Энни, затаившаяся на земле справа от Шарон, тихо вздохнула. Затем ее пухлая рука чуть сдвинулась в сумраке зарослей, и радужный ноготь коснулся предплечья Шарон. Первой реакцией Шарон было удивление – она никогда не видела, чтобы Энни до кого-нибудь дотрагивалась. Затем, впервые за два десятка лет, в глазах у нее защипало. Она слишком долго была одна.

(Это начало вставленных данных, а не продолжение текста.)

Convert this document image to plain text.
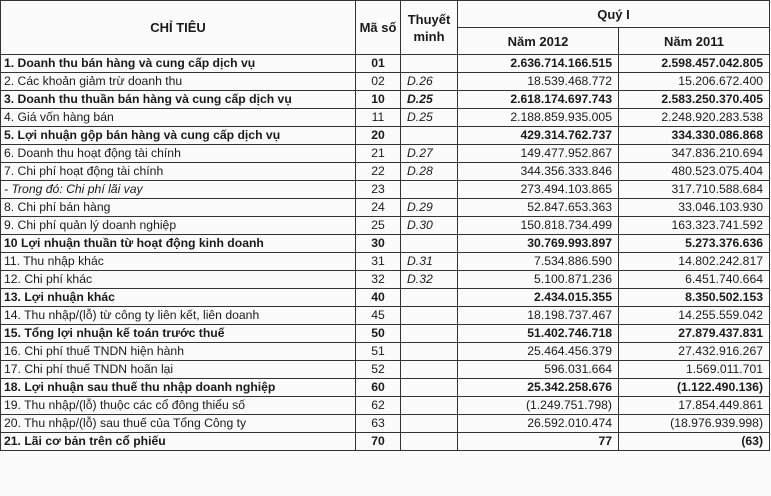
CHỈ TIÊU	Mã số	Thuyết minh	Quý I	
			Năm 2012	Năm 2011
1. Doanh thu bán hàng và cung cấp dịch vụ	01		2.636.714.166.515	2.598.457.042.805
2. Các khoản giảm trừ doanh thu	02	D.26	18.539.468.772	15.206.672.400
3. Doanh thu thuần bán hàng và cung cấp dịch vụ	10	D.25	2.618.174.697.743	2.583.250.370.405
4. Giá vốn hàng bán	11	D.25	2.188.859.935.005	2.248.920.283.538
5. Lợi nhuận gộp bán hàng và cung cấp dịch vụ	20		429.314.762.737	334.330.086.868
6. Doanh thu hoạt động tài chính	21	D.27	149.477.952.867	347.836.210.694
7. Chi phí hoạt động tài chính	22	D.28	344.356.333.846	480.523.075.404
- Trong đó: Chi phí lãi vay	23		273.494.103.865	317.710.588.684
8. Chi phí bán hàng	24	D.29	52.847.653.363	33.046.103.930
9. Chi phí quản lý doanh nghiệp	25	D.30	150.818.734.499	163.323.741.592
10 Lợi nhuận thuần từ hoạt động kinh doanh	30		30.769.993.897	5.273.376.636
11. Thu nhập khác	31	D.31	7.534.886.590	14.802.242.817
12. Chi phí khác	32	D.32	5.100.871.236	6.451.740.664
13. Lợi nhuận khác	40		2.434.015.355	8.350.502.153
14. Thu nhập/(lỗ) từ công ty liên kết, liên doanh	45		18.198.737.467	14.255.559.042
15. Tổng lợi nhuận kế toán trước thuế	50		51.402.746.718	27.879.437.831
16. Chi phí thuế TNDN hiện hành	51		25.464.456.379	27.432.916.267
17. Chi phí thuế TNDN hoãn lại	52		596.031.664	1.569.011.701
18. Lợi nhuận sau thuế thu nhập doanh nghiệp	60		25.342.258.676	(1.122.490.136)
19. Thu nhập/(lỗ) thuộc các cổ đông thiểu số	62		(1.249.751.798)	17.854.449.861
20. Thu nhập/(lỗ) sau thuế của Tổng Công ty	63		26.592.010.474	(18.976.939.998)
21. Lãi cơ bản trên cổ phiếu	70		77	(63)
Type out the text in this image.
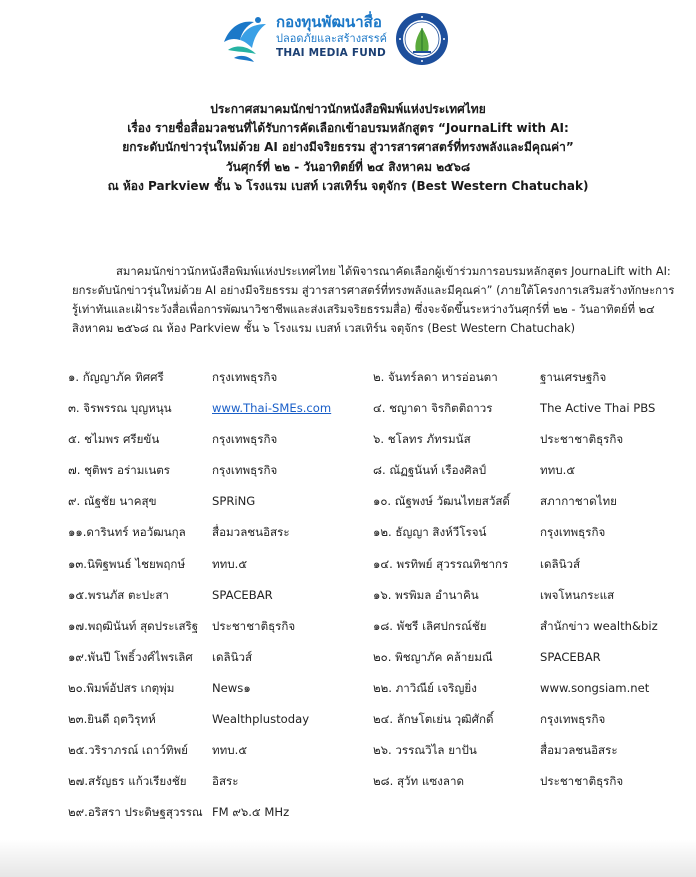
กองทุนพัฒนาสื่อ
ปลอดภัยและสร้างสรรค์
THAI MEDIA FUND
ประกาศสมาคมนักข่าวนักหนังสือพิมพ์แห่งประเทศไทย
เรื่อง รายชื่อสื่อมวลชนที่ได้รับการคัดเลือกเข้าอบรมหลักสูตร “JournaLift with AI:
ยกระดับนักข่าวรุ่นใหม่ด้วย AI อย่างมีจริยธรรม สู่วารสารศาสตร์ที่ทรงพลังและมีคุณค่า”
วันศุกร์ที่ ๒๒ - วันอาทิตย์ที่ ๒๔ สิงหาคม ๒๕๖๘
ณ ห้อง Parkview ชั้น ๖ โรงแรม เบสท์ เวสเทิร์น จตุจักร (Best Western Chatuchak)
สมาคมนักข่าวนักหนังสือพิมพ์แห่งประเทศไทย ได้พิจารณาคัดเลือกผู้เข้าร่วมการอบรมหลักสูตร JournaLift with AI:
ยกระดับนักข่าวรุ่นใหม่ด้วย AI อย่างมีจริยธรรม สู่วารสารศาสตร์ที่ทรงพลังและมีคุณค่า” (ภายใต้โครงการเสริมสร้างทักษะการ
รู้เท่าทันและเฝ้าระวังสื่อเพื่อการพัฒนาวิชาชีพและส่งเสริมจริยธรรมสื่อ) ซึ่งจะจัดขึ้นระหว่างวันศุกร์ที่ ๒๒ - วันอาทิตย์ที่ ๒๔
สิงหาคม ๒๕๖๘ ณ ห้อง Parkview ชั้น ๖ โรงแรม เบสท์ เวสเทิร์น จตุจักร (Best Western Chatuchak)
๑. กัญญาภัค ทิศศรี	กรุงเทพธุรกิจ	๒. จันทร์ลดา หารอ่อนตา	ฐานเศรษฐกิจ
๓. จิรพรรณ บุญหนุน	www.Thai-SMEs.com	๔. ชญาดา จิรกิตติถาวร	The Active Thai PBS
๕. ชไมพร ศรียขัน	กรุงเทพธุรกิจ	๖. ชโลทร ภัทรมนัส	ประชาชาติธุรกิจ
๗. ชุติพร อร่ามเนตร	กรุงเทพธุรกิจ	๘. ณัฏฐนันท์ เรืองศิลป์	ททบ.๕
๙. ณัฐชัย นาคสุข	SPRiNG	๑๐. ณัฐพงษ์ วัฒนไทยสวัสดิ์	สภากาชาดไทย
๑๑.ดารินทร์ หอวัฒนกุล สื่อมวลชนอิสระ	๑๒. ธัญญา สิงห์วีโรจน์	กรุงเทพธุรกิจ
๑๓.นิพิฐพนธ์ ไชยพฤกษ์ ททบ.๕	๑๔. พรทิพย์ สุวรรณทิชากร	เดลินิวส์
๑๕.พรนภัส ตะปะสา	SPACEBAR	๑๖. พรพิมล อำนาคิน	เพจโหนกระแส
๑๗.พฤฒินันท์ สุดประเสริฐ ประชาชาติธุรกิจ	๑๘. พัชรี เลิศปกรณ์ชัย	สำนักข่าว wealth&biz
๑๙.พันปี โพธิ์วงศ์ไพรเลิศ เดลินิวส์	๒๐. พิชญาภัค คล้ายมณี	SPACEBAR
๒๐.พิมพ์อัปสร เกตุพุ่ม	News๑	๒๒. ภาวิณีย์ เจริญยิ่ง	www.songsiam.net
๒๓.ยินดี ฤตวิรุทห์	Wealthplustoday	๒๔. ลักษโตเย่น วุฒิศักดิ์	กรุงเทพธุรกิจ
๒๕.วริราภรณ์ เถาว์ทิพย์ ททบ.๕	๒๖. วรรณวิไล ยาปัน	สื่อมวลชนอิสระ
๒๗.สรัญธร แก้วเรียงชัย อิสระ	๒๘. สุวัท แซงลาด	ประชาชาติธุรกิจ
๒๙.อริสรา ประดิษฐสุวรรณ FM ๙๖.๕ MHz
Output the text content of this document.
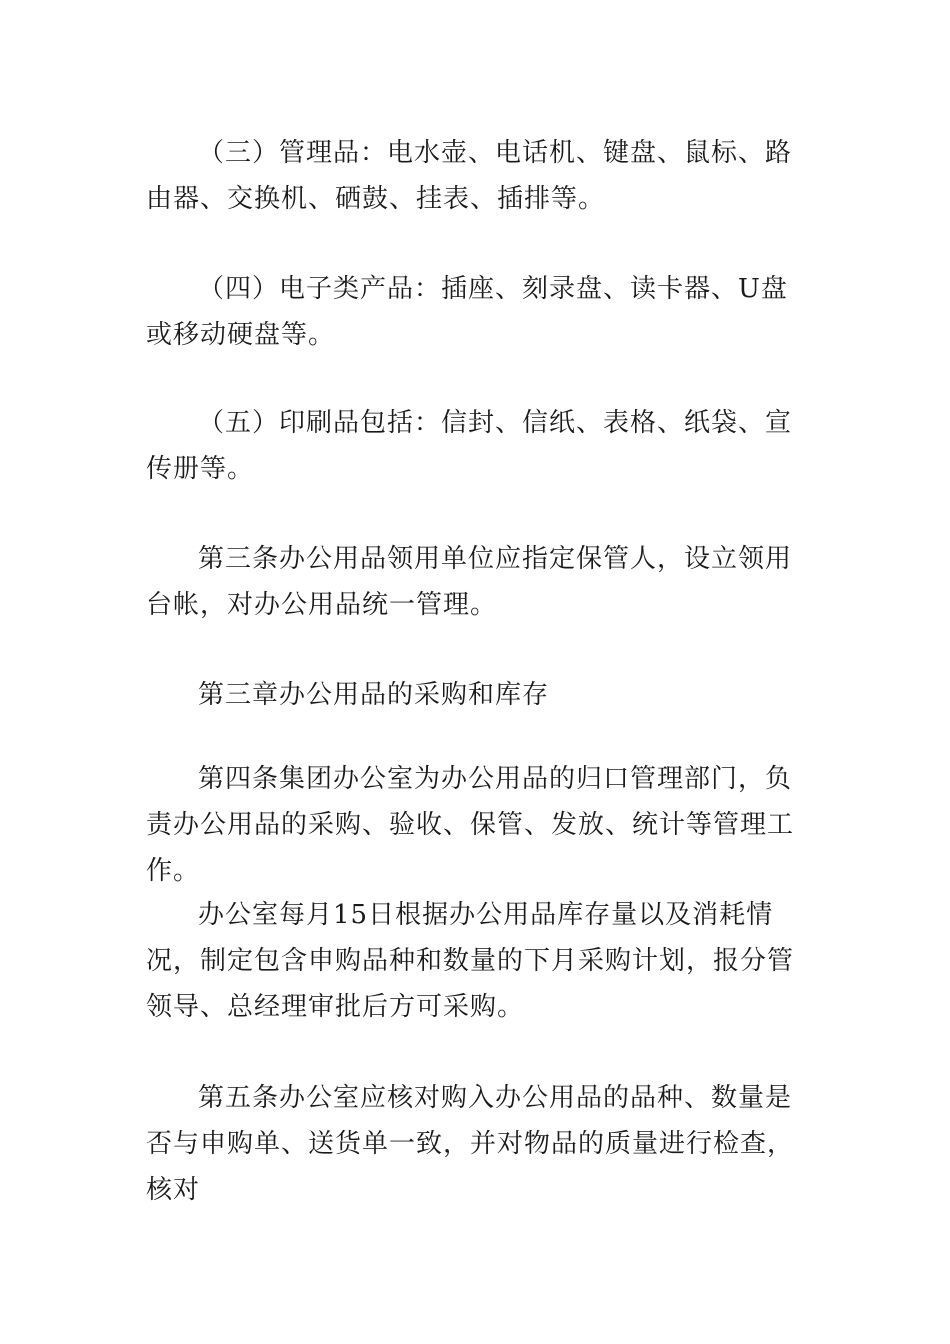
（三）管理品：电水壶、电话机、键盘、鼠标、路由器、交换机、硒鼓、挂表、插排等。

（四）电子类产品：插座、刻录盘、读卡器、U盘或移动硬盘等。

（五）印刷品包括：信封、信纸、表格、纸袋、宣传册等。

第三条办公用品领用单位应指定保管人，设立领用台帐，对办公用品统一管理。

第三章办公用品的采购和库存

第四条集团办公室为办公用品的归口管理部门，负责办公用品的采购、验收、保管、发放、统计等管理工作。

办公室每月15日根据办公用品库存量以及消耗情况，制定包含申购品种和数量的下月采购计划，报分管领导、总经理审批后方可采购。

第五条办公室应核对购入办公用品的品种、数量是否与申购单、送货单一致，并对物品的质量进行检查，核对
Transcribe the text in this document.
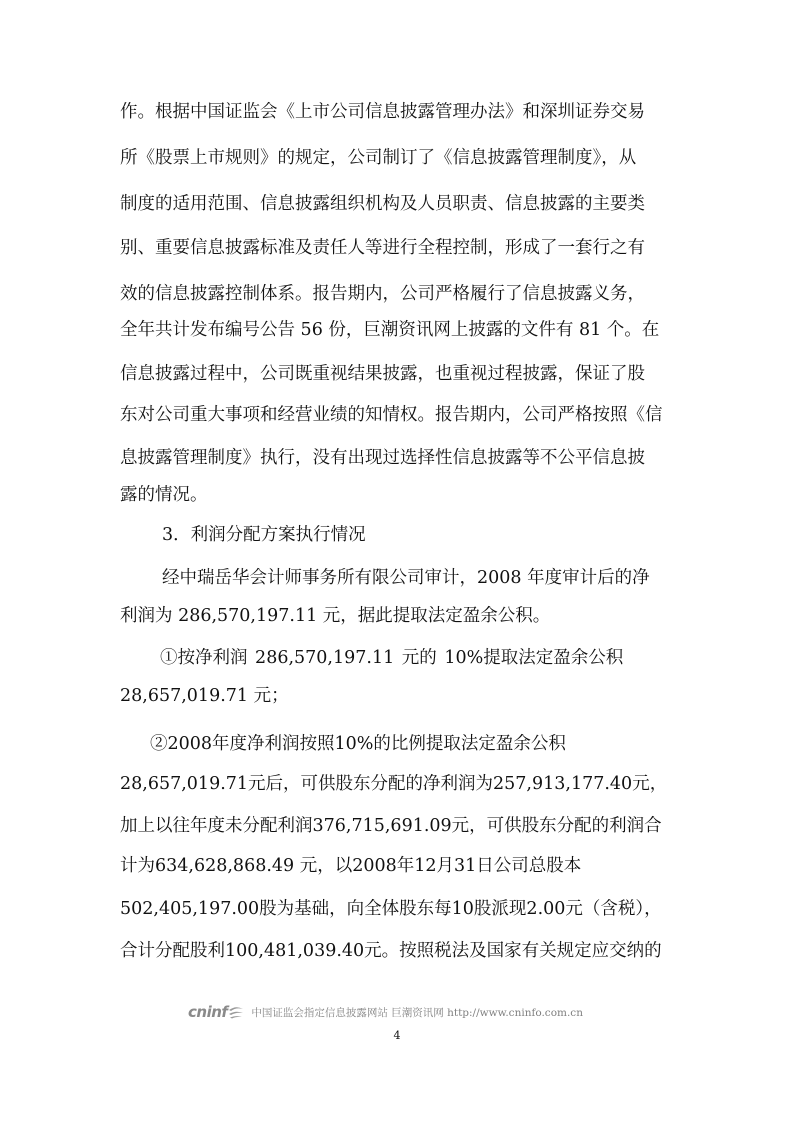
作。根据中国证监会《上市公司信息披露管理办法》和深圳证券交易
所《股票上市规则》的规定，公司制订了《信息披露管理制度》，从
制度的适用范围、信息披露组织机构及人员职责、信息披露的主要类
别、重要信息披露标准及责任人等进行全程控制，形成了一套行之有
效的信息披露控制体系。报告期内，公司严格履行了信息披露义务，
全年共计发布编号公告 56 份，巨潮资讯网上披露的文件有 81 个。在
信息披露过程中，公司既重视结果披露，也重视过程披露，保证了股
东对公司重大事项和经营业绩的知情权。报告期内，公司严格按照《信
息披露管理制度》执行，没有出现过选择性信息披露等不公平信息披
露的情况。
3．利润分配方案执行情况
经中瑞岳华会计师事务所有限公司审计，2008 年度审计后的净
利润为 286,570,197.11 元，据此提取法定盈余公积。
①按净利润 286,570,197.11 元的 10%提取法定盈余公积
28,657,019.71 元；
②2008年度净利润按照10%的比例提取法定盈余公积
28,657,019.71元后，可供股东分配的净利润为257,913,177.40元，
加上以往年度未分配利润376,715,691.09元，可供股东分配的利润合
计为634,628,868.49 元，以2008年12月31日公司总股本
502,405,197.00股为基础，向全体股东每10股派现2.00元（含税），
合计分配股利100,481,039.40元。按照税法及国家有关规定应交纳的
cninf 中国证监会指定信息披露网站 巨潮资讯网 http://www.cninfo.com.cn
4
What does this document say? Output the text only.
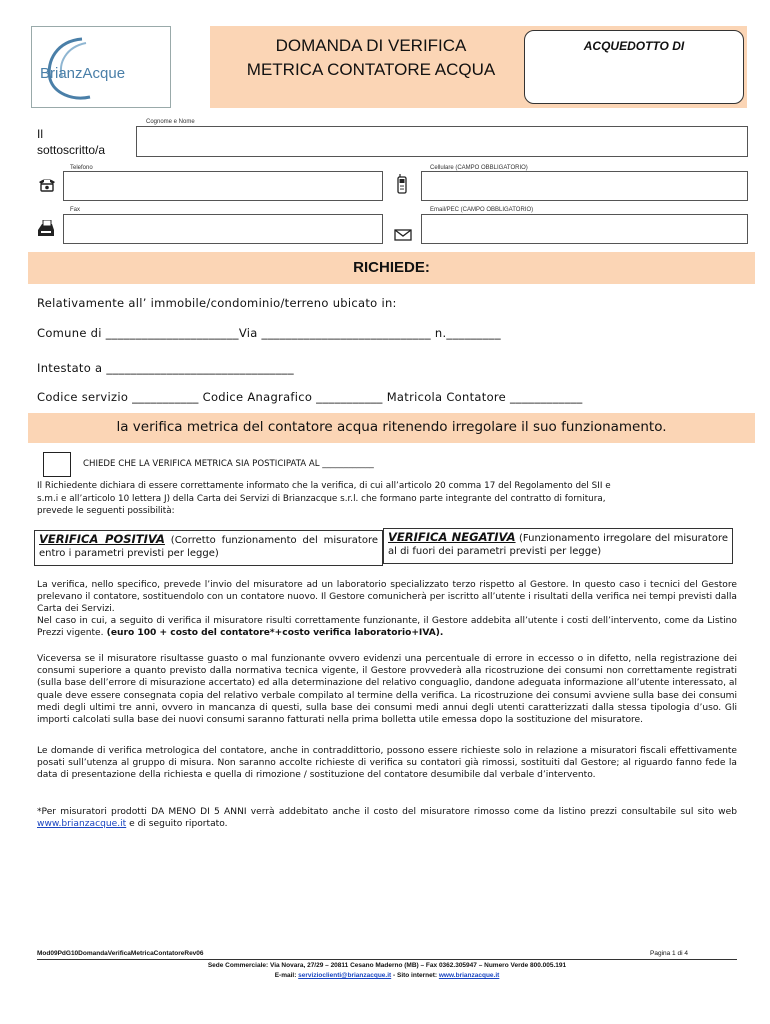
BrianzAcque
DOMANDA DI VERIFICA
METRICA CONTATORE ACQUA
ACQUEDOTTO DI
Cognome e Nome
Il
sottoscritto/a
Telefono	Cellulare (CAMPO OBBLIGATORIO)
Fax	Email/PEC (CAMPO OBBLIGATORIO)
RICHIEDE:
Relativamente all’ immobile/condominio/terreno ubicato in:
Comune di ______________________Via ____________________________ n._________
Intestato a _______________________________
Codice servizio ___________ Codice Anagrafico ___________ Matricola Contatore ____________
la verifica metrica del contatore acqua ritenendo irregolare il suo funzionamento.
CHIEDE CHE LA VERIFICA METRICA SIA POSTICIPATA AL ____________
Il Richiedente dichiara di essere correttamente informato che la verifica, di cui all’articolo 20 comma 17 del Regolamento del SII e
s.m.i e all’articolo 10 lettera J) della Carta dei Servizi di Brianzacque s.r.l. che formano parte integrante del contratto di fornitura,
prevede le seguenti possibilità:
VERIFICA POSITIVA (Corretto funzionamento del misuratore entro i parametri previsti per legge)
VERIFICA NEGATIVA (Funzionamento irregolare del misuratore al di fuori dei parametri previsti per legge)
La verifica, nello specifico, prevede l’invio del misuratore ad un laboratorio specializzato terzo rispetto al Gestore. In questo caso i tecnici del Gestore prelevano il contatore, sostituendolo con un contatore nuovo. Il Gestore comunicherà per iscritto all’utente i risultati della verifica nei tempi previsti dalla Carta dei Servizi.
Nel caso in cui, a seguito di verifica il misuratore risulti correttamente funzionante, il Gestore addebita all’utente i costi dell’intervento, come da Listino Prezzi vigente. (euro 100 + costo del contatore*+costo verifica laboratorio+IVA).
Viceversa se il misuratore risultasse guasto o mal funzionante ovvero evidenzi una percentuale di errore in eccesso o in difetto, nella registrazione dei consumi superiore a quanto previsto dalla normativa tecnica vigente, il Gestore provvederà alla ricostruzione dei consumi non correttamente registrati (sulla base dell’errore di misurazione accertato) ed alla determinazione del relativo conguaglio, dandone adeguata informazione all’utente interessato, al quale deve essere consegnata copia del relativo verbale compilato al termine della verifica. La ricostruzione dei consumi avviene sulla base dei consumi medi degli ultimi tre anni, ovvero in mancanza di questi, sulla base dei consumi medi annui degli utenti caratterizzati dalla stessa tipologia d’uso. Gli importi calcolati sulla base dei nuovi consumi saranno fatturati nella prima bolletta utile emessa dopo la sostituzione del misuratore.
Le domande di verifica metrologica del contatore, anche in contraddittorio, possono essere richieste solo in relazione a misuratori fiscali effettivamente posati sull’utenza al gruppo di misura. Non saranno accolte richieste di verifica su contatori già rimossi, sostituiti dal Gestore; al riguardo fanno fede la data di presentazione della richiesta e quella di rimozione / sostituzione del contatore desumibile dal verbale d’intervento.
*Per misuratori prodotti DA MENO DI 5 ANNI verrà addebitato anche il costo del misuratore rimosso come da listino prezzi consultabile sul sito web www.brianzacque.it e di seguito riportato.
Mod09PdG10DomandaVerificaMetricaContatoreRev06	Pagina 1 di 4
Sede Commerciale: Via Novara, 27/29 – 20811 Cesano Maderno (MB) – Fax 0362.305947 – Numero Verde 800.005.191
E-mail: servizioclienti@brianzacque.it - Sito internet: www.brianzacque.it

Слева от Шарон сидящая на земле Грейс уперлась лбом в подставленные ладони и закрыла глаза. «Слишком близко, – думала она. – Недопустимо близко». Они почти столкнулись с этими бойцами, и виновата в этом была она. Она была впереди, и из-за нее их всех чуть не убили. Она отмахнулась от неуместного сейчас чувства вины, упрятала его туда, где хранилось все это чувство целиком, накопленное за много лет, собранное во многих других подобных и иных случаях, и стала отползать назад – глубже в лес, дальше от тропы. Она двигалась очень медленно и осторожно, стараясь, чтобы ни один лист папоротника не шелохнулся у нее над головой, – больше нельзя было допустить ни одной ошибки. Через несколько минут такого медленного, напряженного передвижения они оставили между собой и пикетом такую широкую полосу прикрывающего их леса, что решились подняться на четвереньки и немного ускорить свой болезненно неспешный поход, отдаляющий их от солдат и свободы и приближающий к городу.